Wertheimer: “We develop industry here that will reach an international level. Our expertise is to ensure exports, whether it’s medical equipment or wood production. As long as the factory is intended for export, we have no problem including them here.
“Within five years, 1,000 people will work here,” he continues. “We don’t want to make mistakes.” Wertheimer says his model of industrial parks has proved itself in the past – including in Tefen, Tel Hai, Omer, Dalton, Lavon and a park in Turkey – so people believe and support him this time, too, in Nazareth.
Reem Younis, the CEO and cofounder of Alpha Omega, says the park has been nothing but good for her and her firm. “The dream was to establish a company in Nazareth. It was not possible before, because there weren’t any appropriate buildings and there were no master plans for industrial areas in Nazareth. Coming here matches our vision – to establish a global company in the place where we live,” she said.
“It is time for Nazareth to stop being only a tourist and culinary place: there should be high-tech here, too,” added Younis. She believes more young people will go into industry and that more manufacturing businesses will open. “In addition, we are proving that it is possible to work together, Arabs and Jews.”

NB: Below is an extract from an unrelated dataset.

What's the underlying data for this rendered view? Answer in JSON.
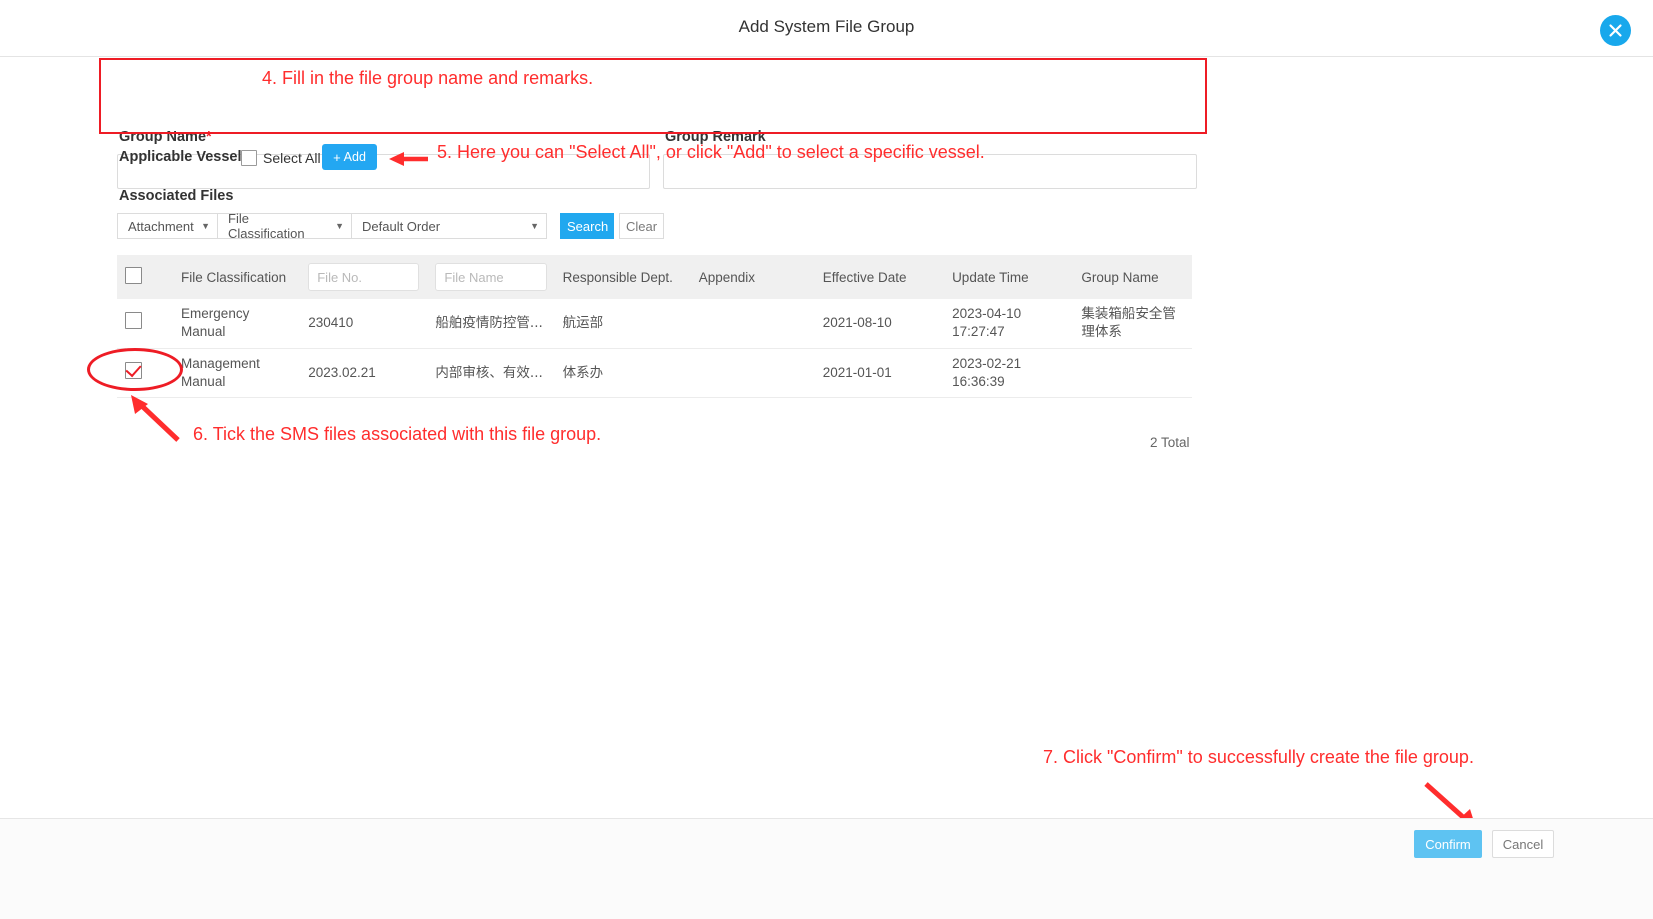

The level of racism seems to have been rising in Israel in recent years.
“We must be optimistic. Whoever’s not optimistic cannot live here.”
Dahan notes that one of the park’s characteristics “is the cooperative work between Jews and Arabs.” Dahan adds that during Operation Protective Edge in the Gaza Strip last summer, “everyone came to work as usual and no one boycotted or was absent.”
Wertheimer doesn’t like the questioning about how many Arabs work in the park. “Whoever is here is here because they’re good workers, not because they’re Arab,” he declares.
“Everyone knows the [religious] nature of the tourism in Nazareth. But I want people to know it because of its industries, not because Jesus jumped, or didn’t jump, from the mountain,” he says.